Comparison of Cytoplasmic Inclusions Induced by Maize Dwarf Mosaic Virus Strain A and B
Choi, Chang-Won ; Gardner, Wayne S. ;
Applied Microscopy, volume 24, issue 2, 1994, Pages 105~114
Comparative ultrastructural studies of sorghum (Sorghum bicolor L. Moench) cultivar (cv.) HOK and cv Pioneer 8680 leaf cells separately infected with maize dwarf mosaic virus (MDMV) strain A and B, respectively, revealed the formation of numerous cylindrical inclusions in both cross and longitudinal sections. The MDMV-A and -B were distinguished by the presence or absence of specific inclusion bodies in the cytoplasm.
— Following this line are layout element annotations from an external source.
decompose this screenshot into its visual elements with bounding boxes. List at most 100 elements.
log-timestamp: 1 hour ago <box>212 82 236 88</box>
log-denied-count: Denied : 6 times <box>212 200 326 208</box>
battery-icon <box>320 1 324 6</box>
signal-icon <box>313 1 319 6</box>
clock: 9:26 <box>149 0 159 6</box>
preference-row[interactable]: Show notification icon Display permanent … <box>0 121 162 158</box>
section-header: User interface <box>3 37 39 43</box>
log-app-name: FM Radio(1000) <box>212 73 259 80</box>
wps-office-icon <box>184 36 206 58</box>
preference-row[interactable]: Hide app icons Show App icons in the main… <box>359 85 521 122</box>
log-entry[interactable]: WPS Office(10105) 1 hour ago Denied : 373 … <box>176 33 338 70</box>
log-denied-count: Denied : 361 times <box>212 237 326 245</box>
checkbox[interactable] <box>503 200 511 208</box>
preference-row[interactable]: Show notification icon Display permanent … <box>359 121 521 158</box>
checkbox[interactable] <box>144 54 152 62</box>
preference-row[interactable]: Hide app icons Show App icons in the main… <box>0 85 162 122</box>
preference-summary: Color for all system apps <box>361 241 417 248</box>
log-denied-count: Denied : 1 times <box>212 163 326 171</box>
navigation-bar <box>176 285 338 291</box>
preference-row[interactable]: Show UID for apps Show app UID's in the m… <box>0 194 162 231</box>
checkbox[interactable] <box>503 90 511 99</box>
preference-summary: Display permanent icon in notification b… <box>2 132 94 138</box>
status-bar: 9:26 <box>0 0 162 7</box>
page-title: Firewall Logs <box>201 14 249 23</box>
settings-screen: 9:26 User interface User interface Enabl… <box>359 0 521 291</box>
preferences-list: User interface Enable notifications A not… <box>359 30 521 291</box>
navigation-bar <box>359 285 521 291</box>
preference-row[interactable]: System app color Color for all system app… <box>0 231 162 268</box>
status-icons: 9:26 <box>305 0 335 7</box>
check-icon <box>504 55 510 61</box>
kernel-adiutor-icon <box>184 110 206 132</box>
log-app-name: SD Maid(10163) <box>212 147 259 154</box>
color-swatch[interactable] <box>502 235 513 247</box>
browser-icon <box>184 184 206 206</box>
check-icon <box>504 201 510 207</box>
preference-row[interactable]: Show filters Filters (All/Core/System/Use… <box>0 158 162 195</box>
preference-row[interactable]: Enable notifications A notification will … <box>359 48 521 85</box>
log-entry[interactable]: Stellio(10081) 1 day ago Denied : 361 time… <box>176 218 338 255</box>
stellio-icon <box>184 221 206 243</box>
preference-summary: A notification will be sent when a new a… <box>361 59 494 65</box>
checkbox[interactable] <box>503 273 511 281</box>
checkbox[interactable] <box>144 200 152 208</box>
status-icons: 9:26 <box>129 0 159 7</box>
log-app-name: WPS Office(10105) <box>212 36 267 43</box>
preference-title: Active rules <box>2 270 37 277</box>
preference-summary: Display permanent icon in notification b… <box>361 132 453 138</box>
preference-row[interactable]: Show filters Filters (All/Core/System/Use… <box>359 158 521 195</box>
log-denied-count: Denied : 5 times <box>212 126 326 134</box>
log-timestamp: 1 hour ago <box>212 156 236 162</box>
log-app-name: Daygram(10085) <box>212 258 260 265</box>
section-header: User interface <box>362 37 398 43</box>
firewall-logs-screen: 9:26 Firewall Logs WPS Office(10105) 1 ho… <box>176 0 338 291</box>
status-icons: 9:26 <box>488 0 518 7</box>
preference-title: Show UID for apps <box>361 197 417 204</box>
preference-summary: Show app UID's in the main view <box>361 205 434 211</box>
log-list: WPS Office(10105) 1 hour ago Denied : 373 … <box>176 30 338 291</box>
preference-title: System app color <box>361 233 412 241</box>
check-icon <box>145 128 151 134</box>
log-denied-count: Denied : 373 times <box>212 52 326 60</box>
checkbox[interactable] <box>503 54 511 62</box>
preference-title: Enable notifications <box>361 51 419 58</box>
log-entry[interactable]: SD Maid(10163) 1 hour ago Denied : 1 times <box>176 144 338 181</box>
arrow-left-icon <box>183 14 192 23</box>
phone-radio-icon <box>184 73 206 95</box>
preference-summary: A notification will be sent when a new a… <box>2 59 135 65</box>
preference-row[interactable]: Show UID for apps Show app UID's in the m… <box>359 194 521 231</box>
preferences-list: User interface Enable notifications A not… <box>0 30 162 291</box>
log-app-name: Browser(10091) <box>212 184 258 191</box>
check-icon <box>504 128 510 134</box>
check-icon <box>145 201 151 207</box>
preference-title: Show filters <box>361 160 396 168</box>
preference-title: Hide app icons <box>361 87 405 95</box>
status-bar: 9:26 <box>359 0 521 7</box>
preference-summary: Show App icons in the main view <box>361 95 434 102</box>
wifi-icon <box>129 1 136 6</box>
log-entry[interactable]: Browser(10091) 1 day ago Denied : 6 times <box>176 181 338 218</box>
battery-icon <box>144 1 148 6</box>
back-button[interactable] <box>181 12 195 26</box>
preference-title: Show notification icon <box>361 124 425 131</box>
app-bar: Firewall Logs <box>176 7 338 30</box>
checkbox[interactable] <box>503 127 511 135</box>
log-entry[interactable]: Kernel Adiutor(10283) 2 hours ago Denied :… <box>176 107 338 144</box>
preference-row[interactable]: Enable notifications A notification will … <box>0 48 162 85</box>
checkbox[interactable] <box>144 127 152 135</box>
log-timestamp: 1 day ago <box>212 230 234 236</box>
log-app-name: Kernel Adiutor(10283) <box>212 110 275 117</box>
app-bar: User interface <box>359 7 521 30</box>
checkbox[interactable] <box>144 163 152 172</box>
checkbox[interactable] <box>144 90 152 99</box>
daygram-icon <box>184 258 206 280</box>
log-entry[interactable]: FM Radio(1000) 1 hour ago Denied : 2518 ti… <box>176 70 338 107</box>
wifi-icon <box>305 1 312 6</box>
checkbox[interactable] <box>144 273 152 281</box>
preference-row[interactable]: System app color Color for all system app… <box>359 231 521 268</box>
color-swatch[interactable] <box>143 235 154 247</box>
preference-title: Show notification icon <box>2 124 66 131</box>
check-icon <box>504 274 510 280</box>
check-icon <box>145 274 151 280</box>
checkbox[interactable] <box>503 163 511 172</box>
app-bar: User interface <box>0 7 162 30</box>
Electron microscope revealed the presence of pinwheels, bundles, scrolls, and laminated aggregates in Pioneer 8680 sorghum leaf cells infected with MDMV-B while no laminated aggregates were found in cells of HOK sorghum leaf cells infected with MDMV-A. Differences in the ultrastructure of cylindrical inclusions between two strains of MDMV, especially with respect to laminated aggregates, have been morphologically indexed to classify potyviruses into subdivision. The presence of laminated aggregates may be assigned to subdivision III while the absence of laminated aggregates is assigned to subdivision I. These variations of structures associated with cylindrical inclusions appeared virus-specific inductions and may be represented the morphogenesis of inclusion bodies following development of infections.